Reconciliation

There's no getting around it, frameworks on Mesos are distributed systems.

Distributed systems must deal with failures, and partitions (the two are indistinguishable from a system's perspective).

Concretely, what does this mean for frameworks? Mesos uses an actor-like message passing programming model, in which messages are delivered at-most-once. (Exceptions to this include task status updates, most of which are delivered at-least-once through the use of acknowledgements). The messages passed between the master and the framework are therefore susceptible to be dropped, in the presence of failures.

When these non-reliable messages are dropped, inconsistent state can arise between the framework and Mesos.

As a simple example, consider a launch task request sent by a framework. There are many ways that failures can lead to the loss of the task, for example:

Framework fails after persisting its intent to launch the task, but before the launch task message was sent.
Master fails before receiving the message.
Master fails after receiving the message, but before sending it to the slave.

In these cases, the framework believes the task to be staging, but the task is unknown to Mesos. To cope with such situations, task state must be reconciled between the framework and Mesos whenever a failure is detected.

Detecting Failures

It is the responsibility of Mesos (scheduler driver / Master) to ensure that the framework is notified when a disconnection, and subsequent (re-)registration occurs. At this point, the scheduler should perform task state reconciliation.

Task Reconciliation

Tasks must be reconciled explicitly by the framework after a failure.

This is because the scheduler driver does not persist any task information. In the future, the scheduler driver (or a pure-language mesos library) could perform task reconciliation seamlessly under the covers on behalf of the framework.

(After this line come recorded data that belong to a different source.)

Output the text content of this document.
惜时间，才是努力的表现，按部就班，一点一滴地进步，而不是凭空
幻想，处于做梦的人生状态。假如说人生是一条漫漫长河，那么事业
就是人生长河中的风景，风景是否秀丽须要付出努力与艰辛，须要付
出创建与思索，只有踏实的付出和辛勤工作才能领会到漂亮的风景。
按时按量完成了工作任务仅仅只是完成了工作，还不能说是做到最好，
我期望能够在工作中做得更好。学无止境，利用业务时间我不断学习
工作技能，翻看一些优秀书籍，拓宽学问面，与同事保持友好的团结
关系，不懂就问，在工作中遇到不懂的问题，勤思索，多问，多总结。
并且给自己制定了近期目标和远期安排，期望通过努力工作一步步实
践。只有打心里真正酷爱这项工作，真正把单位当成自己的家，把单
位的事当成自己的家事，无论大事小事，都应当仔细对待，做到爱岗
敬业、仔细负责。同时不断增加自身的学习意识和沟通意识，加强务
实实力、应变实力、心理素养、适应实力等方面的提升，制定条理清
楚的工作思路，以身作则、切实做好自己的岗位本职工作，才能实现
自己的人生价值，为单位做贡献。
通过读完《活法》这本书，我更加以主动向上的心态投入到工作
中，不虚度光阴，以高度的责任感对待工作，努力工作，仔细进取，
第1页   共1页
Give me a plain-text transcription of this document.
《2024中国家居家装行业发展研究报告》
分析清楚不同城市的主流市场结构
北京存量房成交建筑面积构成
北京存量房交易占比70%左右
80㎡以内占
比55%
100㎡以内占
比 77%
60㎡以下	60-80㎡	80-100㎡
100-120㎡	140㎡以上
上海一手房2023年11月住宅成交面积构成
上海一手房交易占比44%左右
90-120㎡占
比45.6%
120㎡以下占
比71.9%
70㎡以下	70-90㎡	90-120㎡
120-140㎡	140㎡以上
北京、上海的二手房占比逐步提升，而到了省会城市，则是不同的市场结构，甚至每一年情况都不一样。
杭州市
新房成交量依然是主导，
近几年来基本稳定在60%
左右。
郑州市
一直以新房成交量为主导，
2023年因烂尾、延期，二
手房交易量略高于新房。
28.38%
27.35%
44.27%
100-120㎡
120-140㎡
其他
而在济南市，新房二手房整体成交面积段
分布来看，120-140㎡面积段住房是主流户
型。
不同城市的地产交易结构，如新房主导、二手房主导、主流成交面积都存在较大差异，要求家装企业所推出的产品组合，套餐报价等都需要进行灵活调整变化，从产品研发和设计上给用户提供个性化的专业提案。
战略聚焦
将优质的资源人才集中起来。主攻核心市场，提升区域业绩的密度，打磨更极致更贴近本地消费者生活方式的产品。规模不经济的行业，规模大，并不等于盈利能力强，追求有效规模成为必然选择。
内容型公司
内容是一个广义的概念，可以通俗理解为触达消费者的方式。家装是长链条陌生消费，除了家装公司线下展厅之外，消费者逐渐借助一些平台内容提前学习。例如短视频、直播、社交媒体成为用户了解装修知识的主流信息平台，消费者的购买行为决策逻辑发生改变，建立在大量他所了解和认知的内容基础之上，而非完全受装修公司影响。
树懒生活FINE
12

So, for now, let's look at how one needs to implement task state reconciliation in a framework scheduler.

API

Frameworks send a list of TaskStatus messages to the master:

// Allows the framework to query the status for non-terminal tasks.
// This causes the master to send back the latest task status for
// each task in 'statuses', if possible. Tasks that are no longer
// known will result in a TASK_LOST update. If statuses is empty,
// then the master will send the latest status for each task
// currently known.
message Reconcile {
  repeated TaskStatus statuses = 1; // Should be non-terminal only.
}

Currently, the master will only examine two fields in TaskStatus:

TaskID: This is required.
SlaveID: Optional, leads to faster reconciliation in the presence of slaves that are transitioning between states.

Algorithm

The technique for performing reconciliation should reconcile all non-terminal tasks, until an update is received for each task, using exponential backoff:

let start = now()
let remaining = { T ϵ tasks | T is non-terminal }
Perform reconciliation: reconcile(remaining)
Wait for status updates to arrive (use truncated exponential backoff). For each update, note the time of arrival.
let remaining = { T ϵ remaining | T.last_update_arrival() < start }
If remaining is non-empty, go to 3.

This reconciliation algorithm must be run after each (re-)registration.

Notes:

When waiting for updates to arrive, use a truncated exponential backoff. This will avoid a snowball effect in the case of the driver or master being backed up.
Implicit reconciliation (passing an empty list) can also be used periodically, As a defense against data loss in the framework.
It is beneficial to ensure that only 1 reconciliation is in progress at a time, to avoid a snowball effect in the face of many re-registrations. If another reconciliation should be started while one is in-progress, then the previous reconciliation algorithm should stop running.

Offer Reconciliation

Offers are reconciled automatically after a failure:

Offers do not persist beyond the lifetime of a Master.
If a disconnection occurs, offers are no longer valid.
Offers are rescinded and regenerated each time the framework (re-)registers.